On first listen, Blackhurst’s music
reads like an equation. Parentheses, multiplications, addition and
subtraction. These jostle up alongside each other like a 5am comedown
where once mutual euphoria is tinged with shyness and embarrassment.
At times it is as if Blackhurst herself is not even sure where to
place these functions, and is comfortable to let them find their own
positions. This is where the careful listener is rewarded, the songs
unfolding in his/her/its ears like an origami swan picked apart by
elves.
If the functions are variable, the
variables, whether functioning or defunct, are not. Blackhurst
connects the dots, draws the arrows, and circles the O’s and Q’s
between proto-Italo-funk, acid-tingled rave-athon post-cock,
sub-Sakamoto twinkling and hyphenated posture-jizz. And although
these genres are all recognisably present in ooh, roughly 94% of
Blackhurst’s songs, it’s as if she has raised an arched eyebrow
to them before smashing them into the pigswill with her pale, and
frankly stinking fist. Bobbing around in the trough, we (the
listener/reviewer/pretender/proclaimer) are liable to pick through
these remains like an elderly relative at the buffet of a wake where
all the food has been replaced by wool. One may worry that Blackhurst
would sneer at the very behaviour required to untangle the threads of
the now sodden knitted cake that represents her music in this
tortured and ill thought through metaphor, but she would do well to
know that a sneer is one half of a smile and wink.

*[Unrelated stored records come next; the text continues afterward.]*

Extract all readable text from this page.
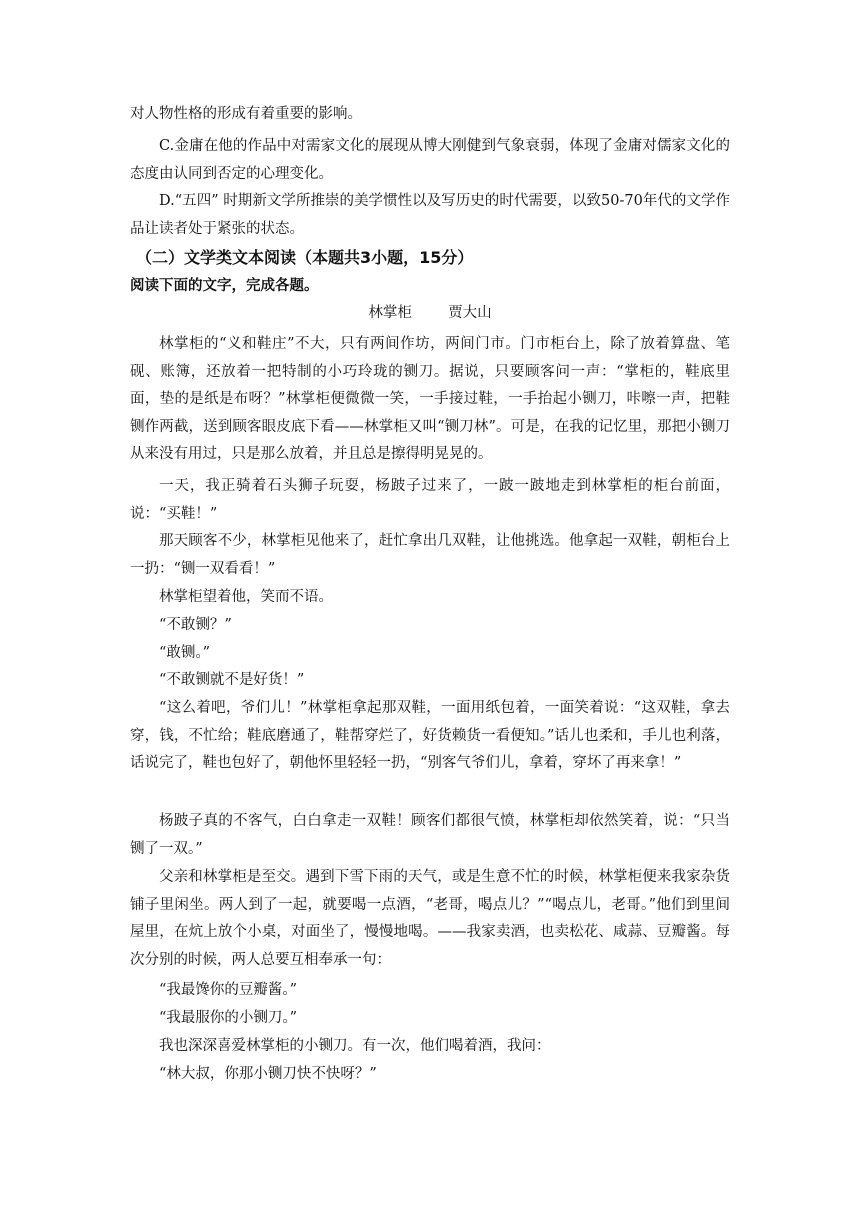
对人物性格的形成有着重要的影响。

C.金庸在他的作品中对需家文化的展现从博大刚健到气象衰弱，体现了金庸对儒家文化的态度由认同到否定的心理变化。

D.“五四” 时期新文学所推崇的美学惯性以及写历史的时代需要，以致50-70年代的文学作品让读者处于紧张的状态。

（二）文学类文本阅读（本题共3小题，15分）

阅读下面的文字，完成各题。

林掌柜	贾大山

林掌柜的“义和鞋庄”不大，只有两间作坊，两间门市。门市柜台上，除了放着算盘、笔砚、账簿，还放着一把特制的小巧玲珑的铡刀。据说，只要顾客问一声：“掌柜的，鞋底里面，垫的是纸是布呀？”林掌柜便微微一笑，一手接过鞋，一手抬起小铡刀，咔嚓一声，把鞋铡作两截，送到顾客眼皮底下看——林掌柜又叫“铡刀林”。可是，在我的记忆里，那把小铡刀从来没有用过，只是那么放着，并且总是擦得明晃晃的。

一天，我正骑着石头狮子玩耍，杨跛子过来了，一跛一跛地走到林掌柜的柜台前面，说：“买鞋！”

那天顾客不少，林掌柜见他来了，赶忙拿出几双鞋，让他挑选。他拿起一双鞋，朝柜台上一扔：“铡一双看看！”

林掌柜望着他，笑而不语。

“不敢铡？”

“敢铡。”

“不敢铡就不是好货！”

“这么着吧，爷们儿！”林掌柜拿起那双鞋，一面用纸包着，一面笑着说：“这双鞋，拿去穿，钱，不忙给；鞋底磨通了，鞋帮穿烂了，好货赖货一看便知。”话儿也柔和，手儿也利落，话说完了，鞋也包好了，朝他怀里轻轻一扔，“别客气爷们儿，拿着，穿坏了再来拿！”

杨跛子真的不客气，白白拿走一双鞋！顾客们都很气愤，林掌柜却依然笑着，说：“只当铡了一双。”

父亲和林掌柜是至交。遇到下雪下雨的天气，或是生意不忙的时候，林掌柜便来我家杂货铺子里闲坐。两人到了一起，就要喝一点酒，“老哥，喝点儿？”“喝点儿，老哥。”他们到里间屋里，在炕上放个小桌，对面坐了，慢慢地喝。——我家卖酒，也卖松花、咸蒜、豆瓣酱。每次分别的时候，两人总要互相奉承一句：

“我最馋你的豆瓣酱。”

“我最服你的小铡刀。”

我也深深喜爱林掌柜的小铡刀。有一次，他们喝着酒，我问：

“林大叔，你那小铡刀快不快呀？”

As with a clutch of other albums
released in the last six months (Julio Stetson’s Namesake for
Cherry and Tears/Tears’s Nothing But Whatever You Said It Was Or
Would Be, to name but three) Blackhurst’s comes with a ‘story’.
This is a clever move from the
multi-singer/instrumentalist/future-banger as it serves as something
to pad out reviews. Following the death (and subsequent re-birth) of
her father, this former ‘lazybones’ has been holed up in a
hermits' retreat in the mountains, recording the farting forest and
wringing it dry for sound textures. The squawks, cries, and quacks of
the wood-dwelling shitbrains provide the vertebrae of the album, and
can be heard underpinning everything from the warbling drum blasts of
Again, My Love to the wang-out guitar cockstorm of Only
Under Stars.
Watch As My Lungs Fill With Water is
an album. Is it? At around 43 minutes and 14 songs it certainly feels
like one.
Genius. Blackhurst, not you, the pathetically short-sighted reviewer who has clearly missed the point of this revolution in sounds. You are not worthy to quench your idiocy at the font of Blackhurst's so-called 'hyphenated posture-jizz'.
ReplyDeleteAah, a contrary voice amongst the largely complimentary masses. You are, of course, entitled to your opinion, but I'm not obliged to credit it with any serious authority.